Minerva and Heurtebise

They wander through more surreal scenes; a woman reads a mystery book not to be published for 70 years, accompanied by another half-man, half-animal, a dog who she commands with a whistle. The Poet and Cégeste enter a tomb in Villefranche, where they pass a double of the Poet, or possibly the Poet himself, whom he cannot kill because ‘there will be no one else who will die in your place’. They meet ‘the Key of Dreams’, Pelopennese; a pair of ‘intellectuals in love’; the statue of celebrity, who feeds on autographs and spits out poems and songs.

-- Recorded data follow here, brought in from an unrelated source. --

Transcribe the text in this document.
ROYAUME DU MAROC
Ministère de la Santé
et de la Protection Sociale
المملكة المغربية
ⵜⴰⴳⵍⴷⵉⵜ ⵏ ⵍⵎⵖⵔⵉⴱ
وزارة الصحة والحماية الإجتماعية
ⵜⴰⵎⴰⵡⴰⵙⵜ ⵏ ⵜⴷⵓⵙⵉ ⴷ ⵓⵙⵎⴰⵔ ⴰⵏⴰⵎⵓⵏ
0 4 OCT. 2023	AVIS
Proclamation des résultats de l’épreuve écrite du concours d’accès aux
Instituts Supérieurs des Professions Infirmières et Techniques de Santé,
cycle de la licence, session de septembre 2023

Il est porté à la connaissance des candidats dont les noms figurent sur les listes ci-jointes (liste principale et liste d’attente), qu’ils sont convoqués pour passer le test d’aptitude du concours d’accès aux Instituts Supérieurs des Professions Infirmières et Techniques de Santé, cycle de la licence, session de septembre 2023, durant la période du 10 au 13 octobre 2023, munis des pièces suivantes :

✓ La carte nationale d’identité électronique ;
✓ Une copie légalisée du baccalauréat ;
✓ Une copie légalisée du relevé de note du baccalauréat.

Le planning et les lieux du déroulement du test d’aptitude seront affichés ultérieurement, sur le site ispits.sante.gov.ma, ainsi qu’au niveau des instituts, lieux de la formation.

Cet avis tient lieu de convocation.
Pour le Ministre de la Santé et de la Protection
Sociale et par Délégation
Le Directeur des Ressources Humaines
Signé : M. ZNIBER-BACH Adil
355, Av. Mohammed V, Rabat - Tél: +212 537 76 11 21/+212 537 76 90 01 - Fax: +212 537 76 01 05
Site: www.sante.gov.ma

They reach a point where Cégeste must leave, and the Poet approaches the Court Usher (Yul Brenner), who guides him to an antechamber, where a mysterious masked figure awaits him. Stabbed through the chest, the Poet is then surrounded by various figures, from to Pablo Picasso, before he is lifted by two horse-men and taken away as the film becomes colorized for a moment, leaving behind a pool of red blood and a pink flower. His body is laid on a bier, joined by all of the figures he had passed by before in the camp as he rises from the dead, claiming ‘only poets pretend to die’, and walking away in that arrhythmic sleepwalk, leaving his flower behind in the dust.test 6

Speaking of experimental directors who love long, unedited shots, I cannot say for certain if David Lynch ever saw a Cocteau film, or even this one, but I must think that he has because there are striking similarities between Testament of Orpheus, and Cocteau’s surrealism in general, and Twin Peaks, specifically the Black Lodge. I won’t go into spoiler territory, but there are numerable parallels: doppelgangers; the way some characters speak, with the actor’s lines being read backwards then played forwards so it has an odd cadence; the atmosphere being one outside of time, where strange things happen that resonate with aspects of reality; everything might or might not be the product of a dream. The resemblance is strong, and reinforces the notion that art engenders itself; artists influence one another, and create or destroy appropriately.

This film is one of those that engenders more thought than answers. I won’t pretend that all my questions were answered, or even that I’m asking the right questions. As bizarre as the journey was, I thoroughly enjoyed the ride.